Acórdão do Supremo Tribunal de Justiça
Processo:
06A4739
Nº Convencional: JSTJ000
Relator: JOÃO CAMILO
Descritores: ADMISSIBILIDADE
LITIGÂNCIA DE MÁ FÉ
REQUISITOS
Nº do Documento: SJ200702130047391
Data do Acordão: 02/13/2007
Votação: UNANIMIDADE
Texto Integral: S
Privacidade: 1
Meio Processual: AGRAVO
Decisão: PROVIDO PARCIALMENTE
Sumário :
I – Não é legalmente admissível recurso de agravo para o Supremo Tribunal de Justiça, do acórdão da Relação que confirmou a decisão da 1ª instância que rejeitara um articulado superveniente por extemporâneo, desde que se não verifique nenhuma das excepções à regra da inadmissibilidade de recurso prevista na primeira parte do nº 2 do art. 754ºº do C. P. Civil, excepções essas que estão prevista na segunda parte do referido nº 2 e no nº 3 do mesmo dispositivo.
II – Tendo a Relação, além de confirmar aquela rejeição do articulado superveniente, ainda condenado o agravante como litigante de má fé na instância do recurso de agravo, há recurso de agravo apenas restrito à referida condenação, ao abrigo do disposto no nº 3 do art. 456º do mesmo código.
III – Não se verificando que o embargante tenha violado com dolo ou, pelo menos, com negligência grave, qualquer uma das hipóteses previstas nas alíneas do nº 2 do art. 456º mencionado, não pode ser condenado como litigante de má fé.
Decisão Texto Integral:
Acordam no Supremo Tribunal de Justiça:

Por apenso à acção executiva para pagamento de quantia certa e sob forma ordinária, que no Tribunal Judicial de Cabeceiras de Basto, a Caixa................. Cabeceiras de Basto move a AA e mulher BB e, ainda, a CC, veio este último deduzir embargos de executado à mesma a execução, tendo sido estes contestados pela embargada e tendo o embargante vindo na fase de julgamento deduzir articulado superveniente que foi indeferido por irrelevante.
Desta decisão agravou o embargante, agravo este que foi mandado subir diferidamente.
Realizada a audiência de discussão e julgamento, foram os embargos julgados improcedentes e da respectiva sentença apelou o embargante.
No acórdão da Relação de Guimarães que conheceu da apelação e conjuntamente do agravo, foi dado provimento ao agravo, anulando-se o processamento da acção após a rejeição do articulado superveniente, ordenado-se que se aprecie a admissibilidade daquele.
Reapreciado o mesmo articulado superveniente e após a efectivação de diligências de prova, foi o mesmo articulado rejeitado por extemporâneo.
Deste despacho foi interposto novo agravo que foi mandado subir imediatamente, tendo sido negado provimento ao mesmo e sido o embargante condenado como litigante de má fé, como fora pedido pela embargada.
Inconformado o embargante, veio interpor o presente agravo em cujas alegações formulou conclusões que por falta de concisão não serão aqui transcritas.
A recorrida não apresentou contra-alegações.
Corridos os vistos legais, urge apreciar e decidir.
Como é sabido – arts. 684º, nº 3 e 690º, nº 1 do Cód. de Proc.

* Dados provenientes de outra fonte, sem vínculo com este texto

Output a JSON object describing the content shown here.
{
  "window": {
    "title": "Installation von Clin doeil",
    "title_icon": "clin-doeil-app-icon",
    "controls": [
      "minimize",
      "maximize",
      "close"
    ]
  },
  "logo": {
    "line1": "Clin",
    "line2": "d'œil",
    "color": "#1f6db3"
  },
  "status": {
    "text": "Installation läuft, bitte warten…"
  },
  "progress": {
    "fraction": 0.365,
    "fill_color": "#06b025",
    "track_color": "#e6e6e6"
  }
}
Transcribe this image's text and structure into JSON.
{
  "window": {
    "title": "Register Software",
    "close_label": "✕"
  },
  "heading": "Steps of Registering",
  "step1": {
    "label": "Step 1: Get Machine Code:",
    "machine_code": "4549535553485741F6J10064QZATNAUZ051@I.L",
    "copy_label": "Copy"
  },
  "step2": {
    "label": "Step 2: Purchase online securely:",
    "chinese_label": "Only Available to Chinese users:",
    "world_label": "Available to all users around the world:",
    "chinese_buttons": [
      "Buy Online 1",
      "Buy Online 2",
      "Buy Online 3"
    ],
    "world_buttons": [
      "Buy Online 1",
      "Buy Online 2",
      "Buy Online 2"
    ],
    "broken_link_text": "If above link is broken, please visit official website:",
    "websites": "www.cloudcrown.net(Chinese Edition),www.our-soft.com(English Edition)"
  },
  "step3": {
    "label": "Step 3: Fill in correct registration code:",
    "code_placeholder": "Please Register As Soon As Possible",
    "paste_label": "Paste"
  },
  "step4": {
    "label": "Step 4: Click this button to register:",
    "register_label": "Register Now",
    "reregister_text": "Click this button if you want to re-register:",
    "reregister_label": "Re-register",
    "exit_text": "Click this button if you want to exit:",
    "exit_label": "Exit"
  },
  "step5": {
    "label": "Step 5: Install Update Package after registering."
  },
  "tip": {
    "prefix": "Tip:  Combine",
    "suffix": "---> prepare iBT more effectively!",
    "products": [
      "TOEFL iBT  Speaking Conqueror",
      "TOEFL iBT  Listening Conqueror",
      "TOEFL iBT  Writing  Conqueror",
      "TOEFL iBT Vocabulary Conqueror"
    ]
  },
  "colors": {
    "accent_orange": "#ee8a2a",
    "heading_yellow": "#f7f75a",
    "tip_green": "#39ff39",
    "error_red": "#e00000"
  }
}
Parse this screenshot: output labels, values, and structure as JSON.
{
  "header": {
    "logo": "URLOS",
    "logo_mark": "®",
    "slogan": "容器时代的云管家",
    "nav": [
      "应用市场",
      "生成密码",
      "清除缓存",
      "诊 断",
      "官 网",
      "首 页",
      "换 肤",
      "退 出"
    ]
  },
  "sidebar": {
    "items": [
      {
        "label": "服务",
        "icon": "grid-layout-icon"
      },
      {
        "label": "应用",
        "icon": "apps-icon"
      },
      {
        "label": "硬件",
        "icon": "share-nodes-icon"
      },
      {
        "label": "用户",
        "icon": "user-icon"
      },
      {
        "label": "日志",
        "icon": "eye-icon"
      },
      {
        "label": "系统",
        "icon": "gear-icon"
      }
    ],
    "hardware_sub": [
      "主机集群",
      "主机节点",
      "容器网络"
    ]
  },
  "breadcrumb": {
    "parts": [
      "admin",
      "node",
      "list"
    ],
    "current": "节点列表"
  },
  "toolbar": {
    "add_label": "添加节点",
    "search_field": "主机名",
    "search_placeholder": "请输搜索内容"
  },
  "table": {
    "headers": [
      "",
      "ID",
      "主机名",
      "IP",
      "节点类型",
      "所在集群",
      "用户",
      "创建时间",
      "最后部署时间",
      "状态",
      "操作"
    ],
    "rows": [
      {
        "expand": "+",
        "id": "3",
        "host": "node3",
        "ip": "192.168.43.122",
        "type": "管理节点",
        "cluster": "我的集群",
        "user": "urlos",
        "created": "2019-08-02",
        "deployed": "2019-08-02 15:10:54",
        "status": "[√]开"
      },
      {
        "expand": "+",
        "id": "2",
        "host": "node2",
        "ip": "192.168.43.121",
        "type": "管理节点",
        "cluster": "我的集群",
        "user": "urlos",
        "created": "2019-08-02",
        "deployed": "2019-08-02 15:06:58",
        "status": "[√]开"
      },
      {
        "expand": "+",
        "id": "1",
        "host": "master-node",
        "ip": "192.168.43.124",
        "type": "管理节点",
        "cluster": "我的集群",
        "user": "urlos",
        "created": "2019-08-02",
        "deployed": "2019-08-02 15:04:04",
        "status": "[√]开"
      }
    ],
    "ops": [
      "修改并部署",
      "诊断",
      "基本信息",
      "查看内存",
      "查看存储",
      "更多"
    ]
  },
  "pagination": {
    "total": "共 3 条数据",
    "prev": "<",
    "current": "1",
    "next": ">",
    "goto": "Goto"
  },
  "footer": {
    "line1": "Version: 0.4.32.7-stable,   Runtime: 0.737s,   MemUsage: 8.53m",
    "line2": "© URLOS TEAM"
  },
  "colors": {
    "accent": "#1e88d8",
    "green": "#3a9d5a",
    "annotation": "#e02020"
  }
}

Civil, a que pertencerão todas as disposições a citar sem indicação de origem -, o âmbito dos recursos é delimitado pelo teor das conclusões dos recorrentes.
Das conclusões do aqui recorrente se vê que o mesmo, para conhecer neste recurso, levanta as seguintes questões:
a) O acórdão recorrido é nulo, nos termos da al. d) do nº 1 do art. 668º, por não ter tomado conhecimento da nulidade arguida à decisão da 1ª instância decorrente da omissão em se pronunciar sobre a falta de notificação dos despachos de fls. 480 e 490?
b) E é ainda nulo, nos termos da al. c) do mesmo número 1 do art. 668º, por ter-se baseado num facto – conhecimento de um facto por parte do recorrente – que se não verificou ?
c) O articulado superveniente devia ter sido admitido por integrar factos constitutivos, modificativos ou extintivos do direito ajuízado, mesmo que fossem extemporâneo, ao abrigo do disposto no art. 663º ?
d) O acórdão recorrido errou ao condenar o embargante como litigante de má fé, com base na inexistente violação do dever de probidade processual ?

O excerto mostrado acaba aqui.